Lewy bodies are small, circular lumps of protein that develop inside brain cells. It’s still not known what causes them. It’s also unclear how they damage the brain and eventually cause dementia symptoms. However, their presence is linked to low levels of important chemical messengers and a loss of connections between nerve cells.

This form of dementia is often closely related to Parkinson’s Disease where people can have similar symptoms such as involuntary shaking and slow movement. Memory may not be affected by this form of dementia as much as it is by Alzheimer’s Disease but a more common symptom may be experiencing issues with attention span or spatial awareness.

Fronto-temporal dementia

This type of dementia is one of the less common forms and it’s caused by damage and shrinking in two specific areas of the brain which control behaviour, emotions and language. It’s sometimes called Pick’s Disease. When nerve cells in these parts of the brain die, the pathways that connect them change and, over time, the brain tissue shrinks. This form of dementia is more likely to affect younger people, under the age of 65.

By its nature, people with this type of dementia are likely to experience personality changes. This can be particularly difficult as the person begins to change.
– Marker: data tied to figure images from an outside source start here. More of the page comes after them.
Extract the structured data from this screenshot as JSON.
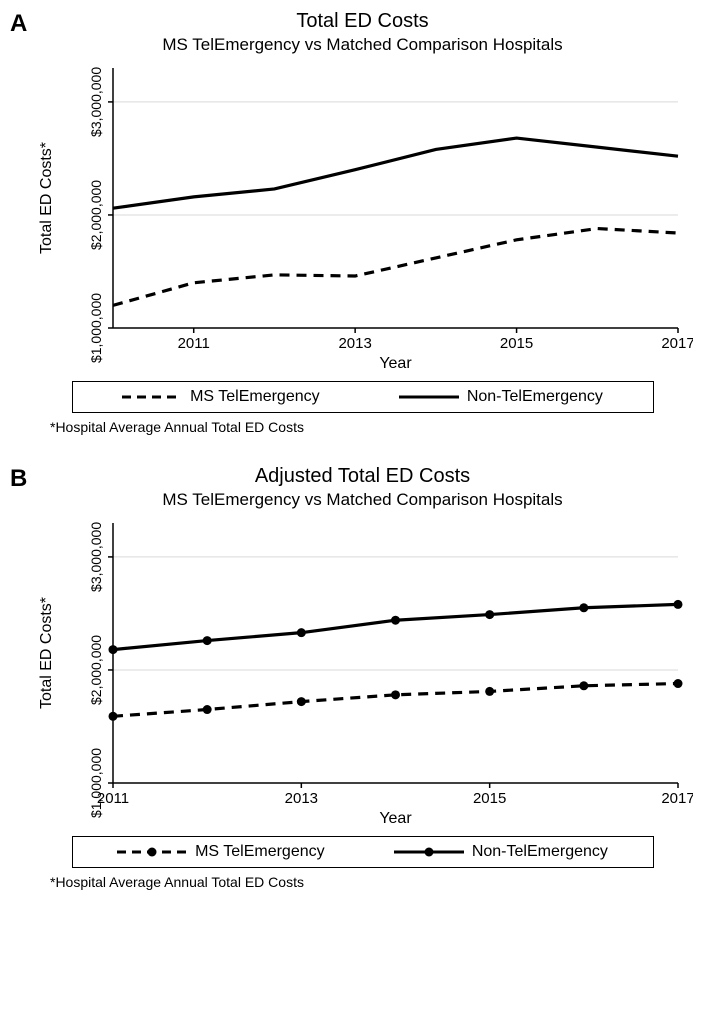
{
  "panelA": {
    "panel_label": "A",
    "title": "Total ED Costs",
    "subtitle": "MS TelEmergency vs Matched Comparison Hospitals",
    "xlabel": "Year",
    "ylabel": "Total ED Costs*",
    "footnote": "*Hospital Average Annual Total ED Costs",
    "x_ticks": [
      2011,
      2013,
      2015,
      2017
    ],
    "y_ticks": [
      1000000,
      2000000,
      3000000
    ],
    "y_tick_labels": [
      "$1,000,000",
      "$2,000,000",
      "$3,000,000"
    ],
    "xlim": [
      2010,
      2017
    ],
    "ylim": [
      1000000,
      3300000
    ],
    "background_color": "#ffffff",
    "grid_color": "#d9d9d9",
    "axis_color": "#000000",
    "series": [
      {
        "name": "MS TelEmergency",
        "color": "#000000",
        "dashed": true,
        "markers": false,
        "x": [
          2010,
          2011,
          2012,
          2013,
          2014,
          2015,
          2016,
          2017
        ],
        "y": [
          1200000,
          1400000,
          1470000,
          1460000,
          1620000,
          1780000,
          1880000,
          1840000
        ]
      },
      {
        "name": "Non-TelEmergency",
        "color": "#000000",
        "dashed": false,
        "markers": false,
        "x": [
          2010,
          2011,
          2012,
          2013,
          2014,
          2015,
          2016,
          2017
        ],
        "y": [
          2060000,
          2160000,
          2230000,
          2400000,
          2580000,
          2680000,
          2600000,
          2520000
        ]
      }
    ],
    "legend": [
      "MS TelEmergency",
      "Non-TelEmergency"
    ]
  },
  "panelB": {
    "panel_label": "B",
    "title": "Adjusted Total ED Costs",
    "subtitle": "MS TelEmergency vs Matched Comparison Hospitals",
    "xlabel": "Year",
    "ylabel": "Total ED Costs*",
    "footnote": "*Hospital Average Annual Total ED Costs",
    "x_ticks": [
      2011,
      2013,
      2015,
      2017
    ],
    "y_ticks": [
      1000000,
      2000000,
      3000000
    ],
    "y_tick_labels": [
      "$1,000,000",
      "$2,000,000",
      "$3,000,000"
    ],
    "xlim": [
      2011,
      2017
    ],
    "ylim": [
      1000000,
      3300000
    ],
    "background_color": "#ffffff",
    "grid_color": "#d9d9d9",
    "axis_color": "#000000",
    "series": [
      {
        "name": "MS TelEmergency",
        "color": "#000000",
        "dashed": true,
        "markers": true,
        "x": [
          2011,
          2012,
          2013,
          2014,
          2015,
          2016,
          2017
        ],
        "y": [
          1590000,
          1650000,
          1720000,
          1780000,
          1810000,
          1860000,
          1880000
        ]
      },
      {
        "name": "Non-TelEmergency",
        "color": "#000000",
        "dashed": false,
        "markers": true,
        "x": [
          2011,
          2012,
          2013,
          2014,
          2015,
          2016,
          2017
        ],
        "y": [
          2180000,
          2260000,
          2330000,
          2440000,
          2490000,
          2550000,
          2580000
        ]
      }
    ],
    "legend": [
      "MS TelEmergency",
      "Non-TelEmergency"
    ]
  }
}
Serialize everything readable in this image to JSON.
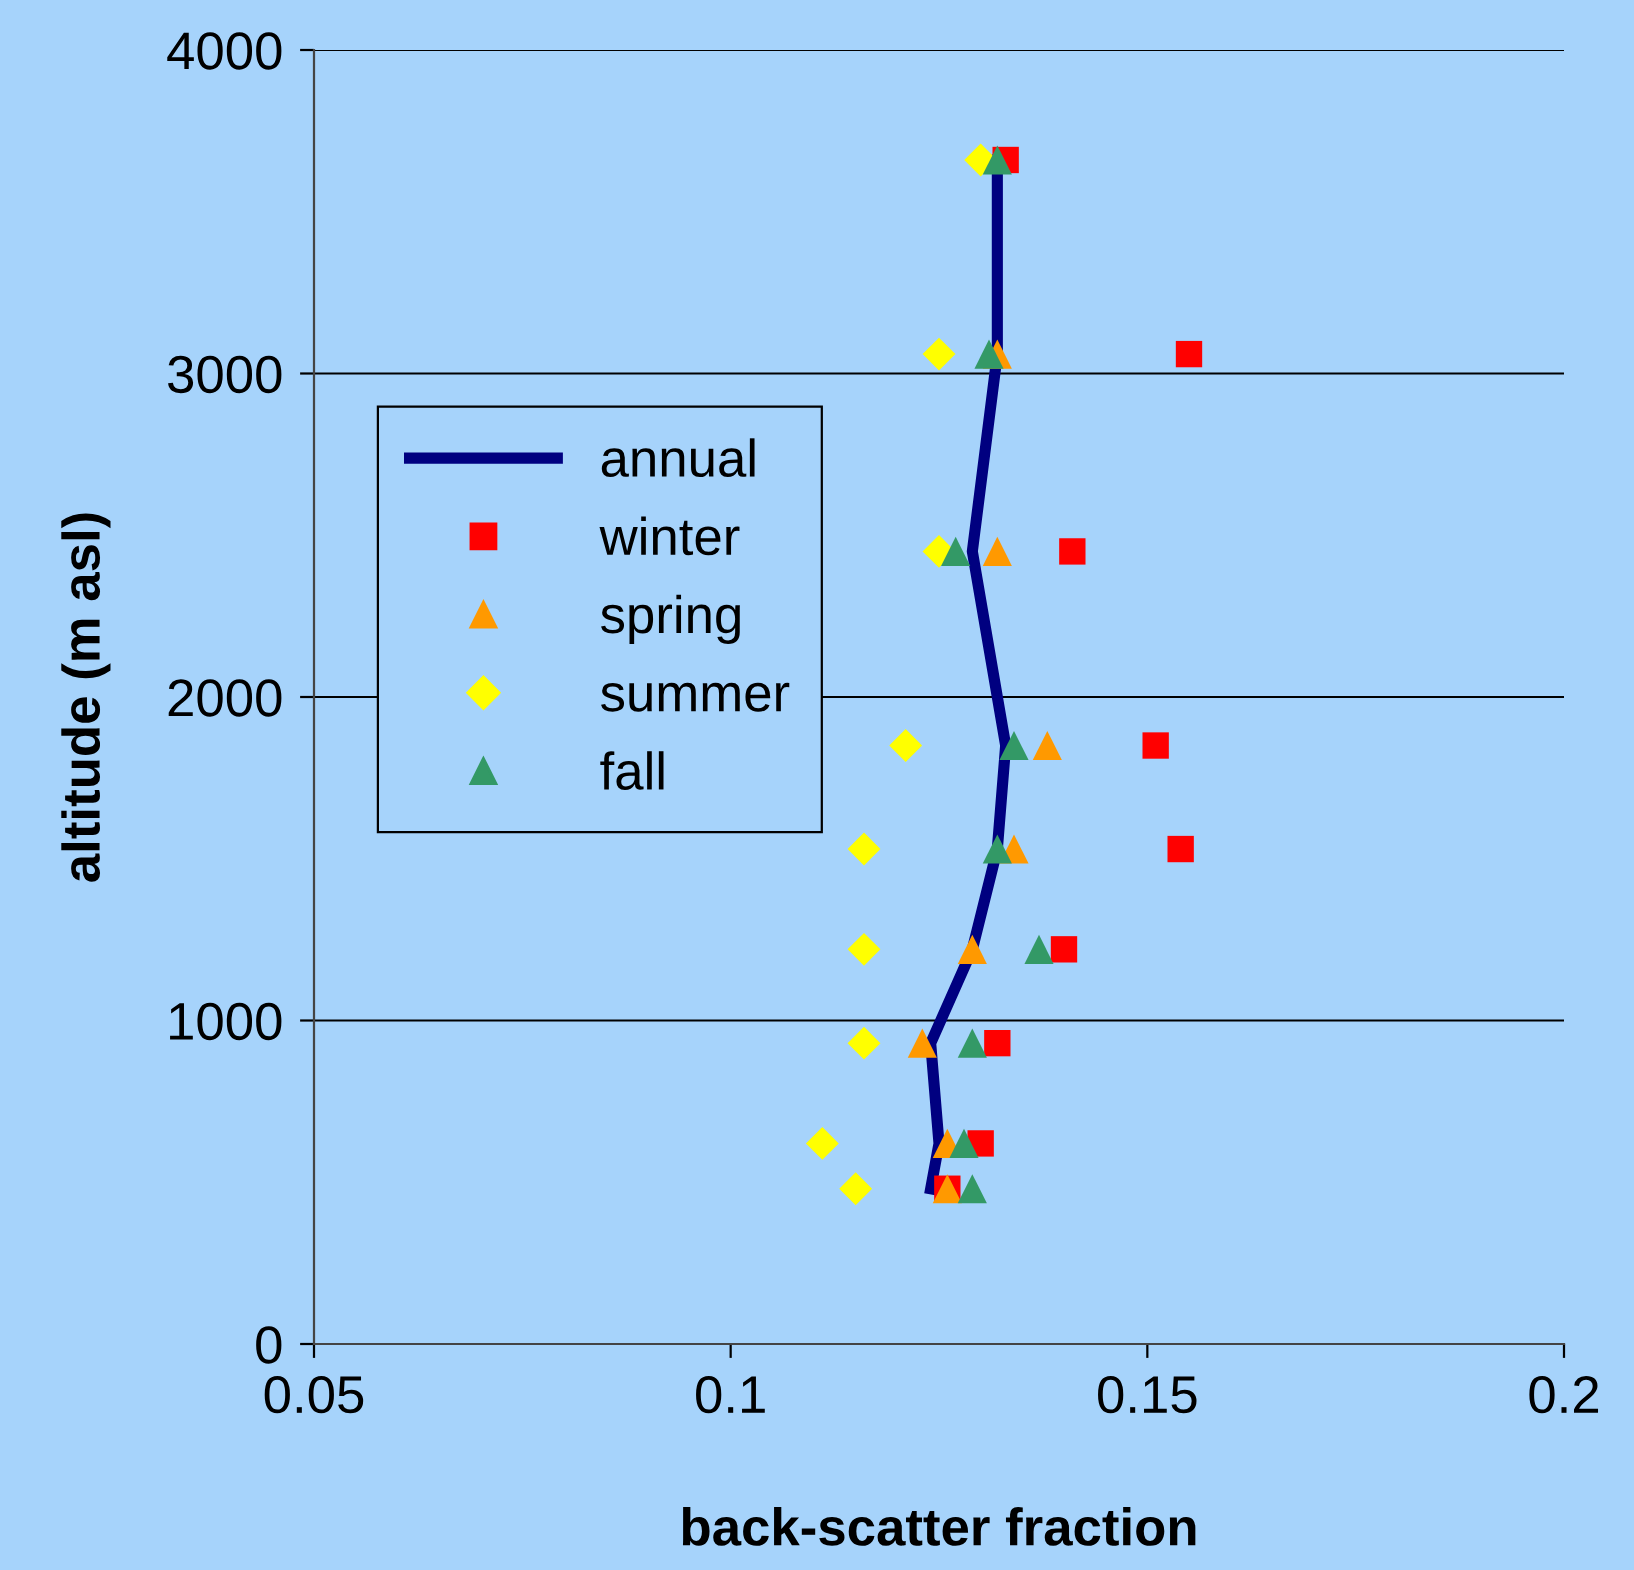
{
  "chart_data": {
    "type": "scatter",
    "xlabel": "back-scatter fraction",
    "ylabel": "altitude (m asl)",
    "xlim": [
      0.05,
      0.2
    ],
    "xticks": [
      0.05,
      0.1,
      0.15,
      0.2
    ],
    "ylim": [
      0,
      4000
    ],
    "yticks": [
      0,
      1000,
      2000,
      3000,
      4000
    ],
    "grid": "y",
    "legend": "left",
    "series": [
      {
        "name": "annual",
        "type": "line",
        "color": "#000080",
        "marker": "none",
        "line_style": "solid",
        "x": [
          0.132,
          0.132,
          0.129,
          0.133,
          0.132,
          0.129,
          0.124,
          0.125,
          0.124
        ],
        "values": [
          3660,
          3060,
          2450,
          1850,
          1530,
          1220,
          930,
          620,
          480
        ]
      },
      {
        "name": "winter",
        "color": "#ff0000",
        "marker": "square",
        "x": [
          0.133,
          0.155,
          0.141,
          0.151,
          0.154,
          0.14,
          0.132,
          0.13,
          0.126
        ],
        "values": [
          3660,
          3060,
          2450,
          1850,
          1530,
          1220,
          930,
          620,
          480
        ]
      },
      {
        "name": "spring",
        "color": "#ff9900",
        "marker": "triangle",
        "x": [
          null,
          0.132,
          0.132,
          0.138,
          0.134,
          0.129,
          0.123,
          0.126,
          0.126
        ],
        "values": [
          null,
          3060,
          2450,
          1850,
          1530,
          1220,
          930,
          620,
          480
        ]
      },
      {
        "name": "summer",
        "color": "#ffff00",
        "marker": "diamond",
        "x": [
          0.13,
          0.125,
          0.125,
          0.121,
          0.116,
          0.116,
          0.116,
          0.111,
          0.115
        ],
        "values": [
          3660,
          3060,
          2450,
          1850,
          1530,
          1220,
          930,
          620,
          480
        ]
      },
      {
        "name": "fall",
        "color": "#339966",
        "marker": "triangle",
        "x": [
          0.132,
          0.131,
          0.127,
          0.134,
          0.132,
          0.137,
          0.129,
          0.128,
          0.129
        ],
        "values": [
          3660,
          3060,
          2450,
          1850,
          1530,
          1220,
          930,
          620,
          480
        ]
      }
    ]
  }
}
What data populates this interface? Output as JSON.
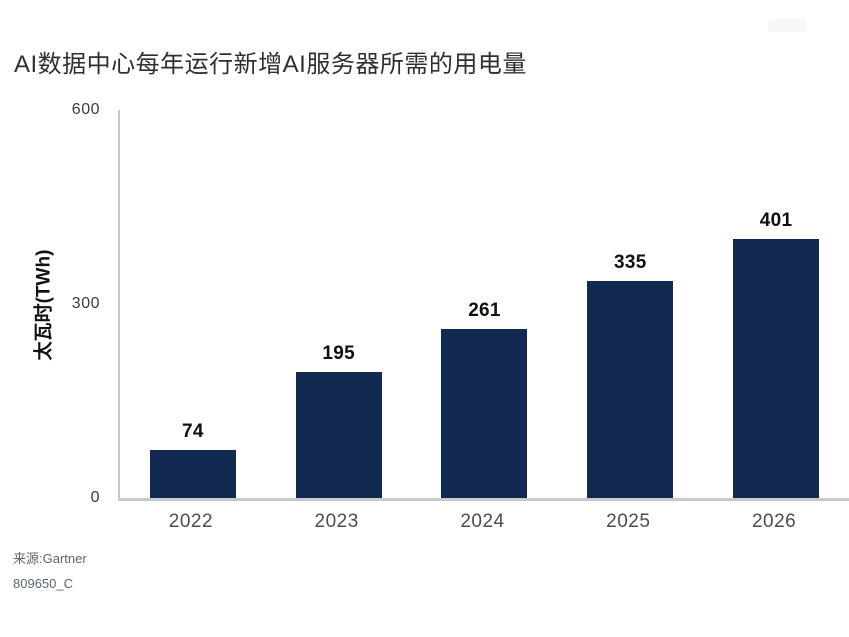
{
  "title": "AI数据中心每年运行新增AI服务器所需的用电量",
  "source": {
    "line1": "来源:Gartner",
    "line2": "809650_C"
  },
  "colors": {
    "bar": "#122a52",
    "axis": "#c6cacd",
    "title_text": "#303030",
    "value_label": "#101010",
    "tick_label": "#3d3d3d",
    "category_label": "#4d4d4d",
    "source_text": "#5b6770"
  },
  "chart_data": {
    "type": "bar",
    "title": "AI数据中心每年运行新增AI服务器所需的用电量",
    "categories": [
      "2022",
      "2023",
      "2024",
      "2025",
      "2026"
    ],
    "values": [
      74,
      195,
      261,
      335,
      401
    ],
    "xlabel": "",
    "ylabel": "太瓦时(TWh)",
    "ylim": [
      0,
      600
    ],
    "yticks": [
      0,
      300,
      600
    ],
    "grid": false,
    "legend": false,
    "value_labels": true,
    "source": "来源:Gartner",
    "document_code": "809650_C"
  }
}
Some symptoms may be aggression or being distracted. Sufferers may lack tact or empathy. It may also affect their ability to hold conversations and find the right words.

Some rarer causes of dementia

Some signs you may spot

Dementia symptoms can show themselves in different ways in different people. It’s not always forgetfulness. It may be changes in their personality, a spatial awareness issue or confusion or even being unable to find the right words. Making notes of concerns can help identify a pattern that may suggest specific dementia symptoms.

Having this information to hand will also enable the GP to help.